The Earth’s atmosphere broke all previous yearly heat records in 2023, making it the possible hottest year on record, according to the European Climate Agency.

“The Earth broke all previous records for yearly heat, engaged with the global warming threshold, and displayed additional symptoms of a hot planet in 2023,” the agency was quoted in an AP report.

In the report, Woodwell Climate Research Centre climate scientist Jennifer Francis stated, “2023 was probably the hottest year on Earth in about 125,000 years.”

Several reasons contributed to 2023 being the hottest year on record, but the most significant was the ever-increasing amount of greenhouse gasses in the atmosphere, which trap heat, besides the combustion of coal, oil, and natural gas.

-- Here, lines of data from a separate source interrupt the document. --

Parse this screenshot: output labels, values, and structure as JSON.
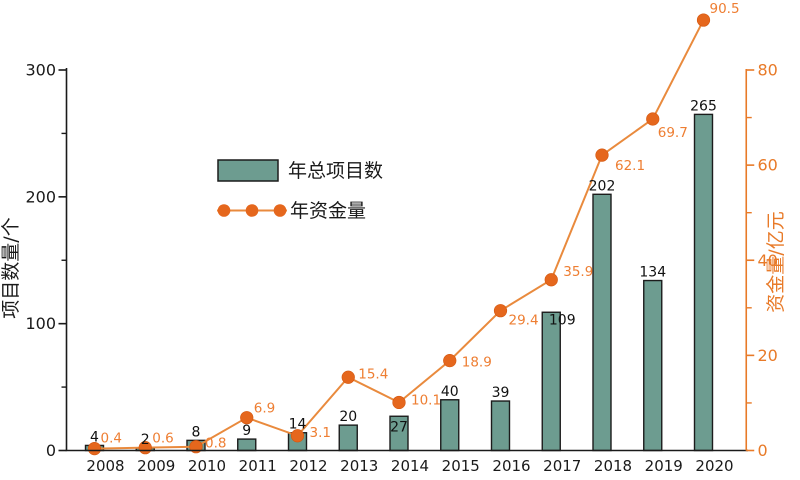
{
  "chart_data": {
    "type": "bar+line",
    "title": "",
    "categories": [
      "2008",
      "2009",
      "2010",
      "2011",
      "2012",
      "2013",
      "2014",
      "2015",
      "2016",
      "2017",
      "2018",
      "2019",
      "2020"
    ],
    "series": [
      {
        "name": "年总项目数",
        "type": "bar",
        "axis": "left",
        "values": [
          4,
          2,
          8,
          9,
          14,
          20,
          27,
          40,
          39,
          109,
          202,
          134,
          265
        ],
        "color": "#6D9C90",
        "border_color": "#1c1c1c",
        "label_color": "#111111",
        "label_pos": [
          "above",
          "above",
          "above",
          "above",
          "above",
          "above",
          "inside",
          "above",
          "above",
          "overlap-right",
          "above",
          "above",
          "above"
        ]
      },
      {
        "name": "年资金量",
        "type": "line",
        "axis": "right",
        "values": [
          0.4,
          0.6,
          0.8,
          6.9,
          3.1,
          15.4,
          10.1,
          18.9,
          29.4,
          35.9,
          62.1,
          69.7,
          90.5
        ],
        "color": "#E98A3D",
        "marker_color": "#E5671D",
        "label_color": "#EE7E32",
        "label_offsets": [
          [
            6,
            -6
          ],
          [
            7,
            -5
          ],
          [
            9,
            1
          ],
          [
            7,
            -5
          ],
          [
            12,
            1
          ],
          [
            10,
            1
          ],
          [
            12,
            2
          ],
          [
            12,
            6
          ],
          [
            8,
            14
          ],
          [
            12,
            -4
          ],
          [
            13,
            15
          ],
          [
            5,
            18
          ],
          [
            6,
            -7
          ]
        ]
      }
    ],
    "left_axis": {
      "title": "项目数量/个",
      "ticks": [
        0,
        100,
        200,
        300
      ],
      "minor_ticks": [
        50,
        150,
        250
      ],
      "range": [
        0,
        300
      ],
      "color": "#1a1a1a"
    },
    "right_axis": {
      "title": "资金量/亿元",
      "ticks": [
        0,
        20,
        40,
        60,
        80
      ],
      "minor_ticks": [
        10,
        30,
        50,
        70
      ],
      "range": [
        0,
        80
      ],
      "color": "#E87A28"
    },
    "legend": {
      "items": [
        "年总项目数",
        "年资金量"
      ],
      "position": "upper-center-left"
    },
    "grid": false
  }
}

Additional contributing factors include other natural oscillations in the Arctic, southern, and Indian oceans, heightened solar activity, and the 2022 eruption of an underwater volcano that released water vapor into the atmosphere. The natural El Nino affecting rainfall and increasing drought is a brief warming of the central Pacific that affects weather patterns globally.

Given the growing concern about climate change and the need to address the issue, for the first time, countries gathered for the yearly UN summit in December and decided that the world must move away from fossil fuels that are contributing to climate change. However, they did not establish any specific guidelines for doing so.

Burgess stated that it is “extremely likely” that 2024 will be much hotter than 2023 due to El Nino and record ocean heat levels.

In the words of Burgess, “choices must be made and lives are at risk, so the 1.5 degree goal has to be kept alive, and these decisions affect our children and our grandchildren, not you and me.”